Apprendre à dessiner avec un crayon et du papier a-t-il vraiment encore un sens? Professeur à la Haute Ecole spécialisée de la Suisse italienne (SUPSI) et expert en éducation visuelle, Luigi Moro n’en doute pas une seconde: même à l’âge numérique, l’apprentissage du dessin à l’école garde une importance cruciale. Pour lui, l’éducation visuelle contribue à développer les facultés intellectuelles et intuitives de l’élève, ainsi que son sens esthétique.

«Avec les mains, on peut laisser une marque, qui peut devenir une forme, qui deviendra à son tour un objet. Et c’est une magie tellement forte, tellement puissante, qu’elle gagnera toujours à la fin. Quand un élève arrive à faire quelque chose de ses propres mains, il est toujours heureux. Il faut donc leur apprendre, leur donner les outils pour le faire. Nous devons créer les conditions pour que cet apprentissage puisse continuer», explique le professeur.

Dans une époque centrée sur les activités abstraites et techniques, l’éducation aux arts visuels et plastiques est devenue encore plus importante, confirme son collègue Dante Laurenti. Lequel souligne l’impact négatif des nouvelles technologies sur les capacités manuelles des enfants. «Il y a une dizaine d’années, il nous fallait un mois pour apprendre à des élèves de première année secondaire à travailler plus ou moins proprement. Mais maintenant, il en faut six ou sept». Pour le professeur, les nouvelles générations «sont en train de perdre l’habileté manuelle, parce qu’elles n’ont plus l’habitude de se servir de leurs mains».

Deux disciplines fortement liées

L’éducation visuelle et l’éducation aux arts plastiques commencent dès l’école enfantine avec une dimension graphique-picturale et une dimension plastique-manipulatoire. A l’école primaire, on passe à des activités plus concrètes et précises, avec deux périodes distinctes dans la grille horaire. Le grand saut qualitatif se fait au secondaire, avec un enseignement rigoureusement structuré. Les deux disciplines sont séparées, mais les cours sont donnés par le même enseignant.

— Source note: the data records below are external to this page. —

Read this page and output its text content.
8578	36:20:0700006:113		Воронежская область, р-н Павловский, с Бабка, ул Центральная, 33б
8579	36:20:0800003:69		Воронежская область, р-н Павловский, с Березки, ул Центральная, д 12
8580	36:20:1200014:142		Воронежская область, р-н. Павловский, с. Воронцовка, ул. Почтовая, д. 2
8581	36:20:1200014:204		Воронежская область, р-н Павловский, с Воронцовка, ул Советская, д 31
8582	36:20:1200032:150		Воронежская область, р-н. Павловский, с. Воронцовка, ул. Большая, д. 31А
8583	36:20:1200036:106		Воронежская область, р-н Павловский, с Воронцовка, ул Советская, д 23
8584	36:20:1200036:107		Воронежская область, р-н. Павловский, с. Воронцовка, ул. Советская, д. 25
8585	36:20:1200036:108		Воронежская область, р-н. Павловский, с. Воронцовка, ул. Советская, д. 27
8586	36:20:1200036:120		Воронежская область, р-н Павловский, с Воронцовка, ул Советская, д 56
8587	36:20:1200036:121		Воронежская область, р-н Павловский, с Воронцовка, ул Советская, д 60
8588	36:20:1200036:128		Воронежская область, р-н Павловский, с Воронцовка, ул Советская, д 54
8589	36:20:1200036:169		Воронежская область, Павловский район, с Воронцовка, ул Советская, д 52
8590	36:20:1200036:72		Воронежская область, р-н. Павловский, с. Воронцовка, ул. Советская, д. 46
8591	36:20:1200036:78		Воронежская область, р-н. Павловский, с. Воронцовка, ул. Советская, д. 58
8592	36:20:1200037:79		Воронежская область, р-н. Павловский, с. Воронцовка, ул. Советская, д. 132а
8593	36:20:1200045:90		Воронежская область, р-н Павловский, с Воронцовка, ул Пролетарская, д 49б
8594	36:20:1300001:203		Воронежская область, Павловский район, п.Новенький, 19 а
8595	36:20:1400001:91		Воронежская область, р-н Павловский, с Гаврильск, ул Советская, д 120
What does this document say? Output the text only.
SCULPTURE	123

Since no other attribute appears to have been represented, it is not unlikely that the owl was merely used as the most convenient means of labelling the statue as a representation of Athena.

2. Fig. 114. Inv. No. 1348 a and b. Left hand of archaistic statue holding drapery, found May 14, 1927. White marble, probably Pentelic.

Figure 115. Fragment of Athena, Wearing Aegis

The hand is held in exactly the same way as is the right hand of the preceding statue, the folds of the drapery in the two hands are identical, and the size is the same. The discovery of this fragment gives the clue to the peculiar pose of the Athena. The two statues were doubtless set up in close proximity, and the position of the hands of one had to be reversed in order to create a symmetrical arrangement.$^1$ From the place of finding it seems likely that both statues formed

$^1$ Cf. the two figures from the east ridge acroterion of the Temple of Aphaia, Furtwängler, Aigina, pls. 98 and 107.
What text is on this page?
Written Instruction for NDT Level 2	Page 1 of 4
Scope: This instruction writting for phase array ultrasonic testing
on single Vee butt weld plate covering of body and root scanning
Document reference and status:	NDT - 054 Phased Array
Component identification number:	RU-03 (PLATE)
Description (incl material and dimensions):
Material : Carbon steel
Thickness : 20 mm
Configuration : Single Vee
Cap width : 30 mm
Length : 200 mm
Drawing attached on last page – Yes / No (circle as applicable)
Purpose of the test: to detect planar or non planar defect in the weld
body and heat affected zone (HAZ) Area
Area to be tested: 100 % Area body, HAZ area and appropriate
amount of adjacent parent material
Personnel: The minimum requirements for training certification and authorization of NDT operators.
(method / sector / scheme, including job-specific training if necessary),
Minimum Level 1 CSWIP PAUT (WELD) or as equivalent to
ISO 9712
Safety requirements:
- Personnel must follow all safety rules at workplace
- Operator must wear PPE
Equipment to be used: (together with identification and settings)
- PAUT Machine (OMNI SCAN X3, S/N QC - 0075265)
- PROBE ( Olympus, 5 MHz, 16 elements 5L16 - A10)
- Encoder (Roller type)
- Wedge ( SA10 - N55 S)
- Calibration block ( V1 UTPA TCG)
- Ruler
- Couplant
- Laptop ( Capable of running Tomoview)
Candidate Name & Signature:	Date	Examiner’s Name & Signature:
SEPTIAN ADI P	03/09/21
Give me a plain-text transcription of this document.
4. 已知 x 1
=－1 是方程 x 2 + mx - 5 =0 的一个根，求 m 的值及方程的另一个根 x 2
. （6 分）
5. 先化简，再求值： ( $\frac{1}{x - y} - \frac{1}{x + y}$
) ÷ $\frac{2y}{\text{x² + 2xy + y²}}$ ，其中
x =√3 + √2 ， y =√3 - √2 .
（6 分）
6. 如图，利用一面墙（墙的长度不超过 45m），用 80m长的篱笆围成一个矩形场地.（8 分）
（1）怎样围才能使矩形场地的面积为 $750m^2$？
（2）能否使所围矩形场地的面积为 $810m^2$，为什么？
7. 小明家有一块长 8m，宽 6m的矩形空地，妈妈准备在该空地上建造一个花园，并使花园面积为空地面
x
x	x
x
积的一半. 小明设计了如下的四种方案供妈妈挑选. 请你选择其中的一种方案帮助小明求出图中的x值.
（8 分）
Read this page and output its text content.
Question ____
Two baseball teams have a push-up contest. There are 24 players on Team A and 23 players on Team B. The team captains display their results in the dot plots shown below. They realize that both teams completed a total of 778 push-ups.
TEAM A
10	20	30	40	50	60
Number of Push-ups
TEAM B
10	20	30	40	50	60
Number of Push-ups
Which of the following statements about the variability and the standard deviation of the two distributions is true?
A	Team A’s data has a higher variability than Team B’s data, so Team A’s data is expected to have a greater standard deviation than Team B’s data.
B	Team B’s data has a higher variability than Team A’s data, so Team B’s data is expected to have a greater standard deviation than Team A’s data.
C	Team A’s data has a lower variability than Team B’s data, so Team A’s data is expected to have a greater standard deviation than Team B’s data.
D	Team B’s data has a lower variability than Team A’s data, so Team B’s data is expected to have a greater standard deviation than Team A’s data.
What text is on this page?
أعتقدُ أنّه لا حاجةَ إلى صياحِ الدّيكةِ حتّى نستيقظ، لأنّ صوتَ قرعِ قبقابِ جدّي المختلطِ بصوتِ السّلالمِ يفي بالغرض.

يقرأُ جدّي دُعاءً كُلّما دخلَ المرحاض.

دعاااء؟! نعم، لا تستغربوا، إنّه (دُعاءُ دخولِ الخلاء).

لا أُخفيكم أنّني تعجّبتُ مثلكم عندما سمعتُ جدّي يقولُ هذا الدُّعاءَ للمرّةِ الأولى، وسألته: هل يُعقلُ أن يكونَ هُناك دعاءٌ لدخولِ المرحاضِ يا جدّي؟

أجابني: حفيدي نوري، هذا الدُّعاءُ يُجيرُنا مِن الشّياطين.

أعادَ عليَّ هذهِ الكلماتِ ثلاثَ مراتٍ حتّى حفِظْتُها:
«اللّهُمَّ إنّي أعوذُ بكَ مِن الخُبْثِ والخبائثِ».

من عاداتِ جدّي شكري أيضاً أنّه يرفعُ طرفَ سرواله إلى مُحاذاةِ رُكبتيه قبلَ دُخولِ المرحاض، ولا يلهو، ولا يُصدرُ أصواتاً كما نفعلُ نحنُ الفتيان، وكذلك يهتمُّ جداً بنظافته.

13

«Il est clair que ces deux branches se nourrissent l’une de l’autre, qu’elles ont la même épistémologie», note Cristiana Canonica Manz. «L’éducation visuelle s’occupe du bidimensionnel, tandis que celle des arts plastiques se sert du dessin comme outil de conception et acquiert ensuite son autonomie lorsque l’enfant construit des éléments en trois dimensions», précise Luigi Moro.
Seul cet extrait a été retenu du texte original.